Language Acquisition (言語獲得)のクラスでは、人がどうやって言語を獲得するか、について学びます。以前、Second Language Acquisition (SLA: 第二言語習得)のクラスを取ったことがありますが、(過去記事→ SLA の授業より)母国語の獲得については、今回初めて勉強します。

赤ちゃんは、もともとどんな言語の音も聞き分けられる、というのは、わりとよく知られた話だと思います。生まれてから7ヶ月くらいまでは、たとえば日本語環境の赤ちゃんでも英語の「L」と「R」が聞き分けられる。でも、その後、どんどん日本語耳になっていって、聞き分けられなくなる。

でも、赤ちゃんが聞き分けられているかどうかなんて、実際どうやって調べるの?



ヒンディー語の 「d」 は、二種類(dental と retroflex)あって、ヒンディー語のネイティブスピーカーでないと、聞き分けが難しい。このビデオでは、生後6ヶ月の英語ネイティブ環境にいるマシュー君が、この二つの音を聞き分けられるか調べています。

まず、練習として、「ba」 という音を続けて何回か聞いてもらいます。このとき、目の前でおもちゃを動かして、注意をおもちゃに向けておきます。しばらくしてから、「da」 という音が聞こえ始めます。すると同時に、横に置いてあるおもちゃのウサギが動き出します。「ba」 と 「da」 の区別は英語にもありますから、違いは分かって当然です。ウサギが動き出すのをわざと遅らせても、マシュー君は、「da」 になった時点で、ウサギが動くと予測して、ウサギの方を向きます。

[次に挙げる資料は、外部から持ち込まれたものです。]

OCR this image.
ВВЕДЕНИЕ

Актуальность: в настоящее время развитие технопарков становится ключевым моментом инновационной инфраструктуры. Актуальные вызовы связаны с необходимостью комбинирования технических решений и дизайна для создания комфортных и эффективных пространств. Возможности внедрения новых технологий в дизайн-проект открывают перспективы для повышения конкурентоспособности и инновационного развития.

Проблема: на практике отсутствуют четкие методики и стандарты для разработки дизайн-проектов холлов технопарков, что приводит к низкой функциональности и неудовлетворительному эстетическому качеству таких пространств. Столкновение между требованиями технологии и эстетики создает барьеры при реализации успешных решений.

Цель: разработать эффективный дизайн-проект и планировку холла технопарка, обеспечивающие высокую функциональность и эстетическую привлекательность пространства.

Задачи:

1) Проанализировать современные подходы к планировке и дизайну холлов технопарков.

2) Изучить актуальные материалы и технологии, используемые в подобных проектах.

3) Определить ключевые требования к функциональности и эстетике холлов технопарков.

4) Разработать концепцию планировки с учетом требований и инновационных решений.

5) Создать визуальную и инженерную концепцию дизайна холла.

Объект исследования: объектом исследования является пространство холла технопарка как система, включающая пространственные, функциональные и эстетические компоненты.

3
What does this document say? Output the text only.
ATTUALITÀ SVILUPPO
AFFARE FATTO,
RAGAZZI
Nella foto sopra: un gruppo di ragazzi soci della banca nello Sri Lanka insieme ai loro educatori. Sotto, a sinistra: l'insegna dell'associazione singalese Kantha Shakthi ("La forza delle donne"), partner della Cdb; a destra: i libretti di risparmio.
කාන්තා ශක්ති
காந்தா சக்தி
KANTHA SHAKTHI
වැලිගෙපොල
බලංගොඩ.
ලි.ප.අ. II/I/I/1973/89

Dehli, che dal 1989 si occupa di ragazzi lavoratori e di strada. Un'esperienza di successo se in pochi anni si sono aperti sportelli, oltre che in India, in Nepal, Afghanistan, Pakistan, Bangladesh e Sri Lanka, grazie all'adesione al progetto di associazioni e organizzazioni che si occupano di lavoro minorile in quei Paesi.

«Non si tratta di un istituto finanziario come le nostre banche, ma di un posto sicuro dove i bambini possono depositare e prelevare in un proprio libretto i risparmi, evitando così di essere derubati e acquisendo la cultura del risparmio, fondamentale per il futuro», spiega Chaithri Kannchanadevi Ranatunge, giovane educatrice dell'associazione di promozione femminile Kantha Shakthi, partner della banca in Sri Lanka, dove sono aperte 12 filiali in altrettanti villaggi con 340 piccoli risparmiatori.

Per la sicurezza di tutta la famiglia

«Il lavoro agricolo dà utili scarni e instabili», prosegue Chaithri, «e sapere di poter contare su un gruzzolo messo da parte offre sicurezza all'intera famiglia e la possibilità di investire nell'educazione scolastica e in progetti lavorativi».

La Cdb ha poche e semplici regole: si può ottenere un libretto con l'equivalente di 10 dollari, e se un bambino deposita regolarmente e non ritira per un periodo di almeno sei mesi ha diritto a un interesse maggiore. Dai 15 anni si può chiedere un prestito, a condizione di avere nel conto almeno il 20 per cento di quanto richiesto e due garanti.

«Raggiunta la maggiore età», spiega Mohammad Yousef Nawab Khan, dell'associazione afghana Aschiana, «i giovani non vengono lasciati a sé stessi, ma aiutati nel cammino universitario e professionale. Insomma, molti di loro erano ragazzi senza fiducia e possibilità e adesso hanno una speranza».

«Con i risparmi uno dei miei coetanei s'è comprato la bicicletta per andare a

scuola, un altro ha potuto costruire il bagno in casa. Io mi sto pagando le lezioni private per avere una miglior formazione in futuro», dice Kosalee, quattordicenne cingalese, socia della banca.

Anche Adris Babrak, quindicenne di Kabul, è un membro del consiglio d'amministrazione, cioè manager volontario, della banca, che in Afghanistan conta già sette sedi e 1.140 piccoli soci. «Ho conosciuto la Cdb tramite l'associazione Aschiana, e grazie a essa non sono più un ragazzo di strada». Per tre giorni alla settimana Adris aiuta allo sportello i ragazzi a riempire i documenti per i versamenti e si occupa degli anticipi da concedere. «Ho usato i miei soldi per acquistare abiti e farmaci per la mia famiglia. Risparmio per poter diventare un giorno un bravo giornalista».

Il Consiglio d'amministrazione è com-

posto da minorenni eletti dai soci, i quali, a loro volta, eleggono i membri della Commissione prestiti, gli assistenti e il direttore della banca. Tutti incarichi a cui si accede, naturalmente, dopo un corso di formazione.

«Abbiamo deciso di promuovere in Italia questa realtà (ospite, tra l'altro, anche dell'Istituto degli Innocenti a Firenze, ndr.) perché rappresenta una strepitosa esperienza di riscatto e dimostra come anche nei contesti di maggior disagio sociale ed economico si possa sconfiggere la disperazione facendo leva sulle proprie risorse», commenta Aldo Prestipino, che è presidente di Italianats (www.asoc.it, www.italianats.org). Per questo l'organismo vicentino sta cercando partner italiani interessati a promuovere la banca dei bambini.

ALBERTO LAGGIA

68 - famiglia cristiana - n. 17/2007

練習が終わったら、今度はヒンディー語です。ヒンディー語の2種類の「da」の一方を続けて聞いてもらって、途中でもう一方の「da」に変えます。さっきと同様、音が変わると同時にウサギが動き出します。もしマシュー君が、二つの「da」の違いを分かっていれば、先ほどの練習と同様、音が変わった時点で、ウサギの方を向くはずです。はたして、マシュー君は、大人の英語ネイティブに聞き分けられない二種類の「da」を聞き分け、ウサギの方を見るのでしょうか。

マシュー君の後、生後10ヶ月のエマちゃんも同じ実験に挑戦しています。


あらゆる言語の音を聞き分けられるなんていいなあ、とも思うけど、私たちの脳は、基本的に省エネ設計なんですよね。いろんな言語の聞き耳頭巾があるといいなあ。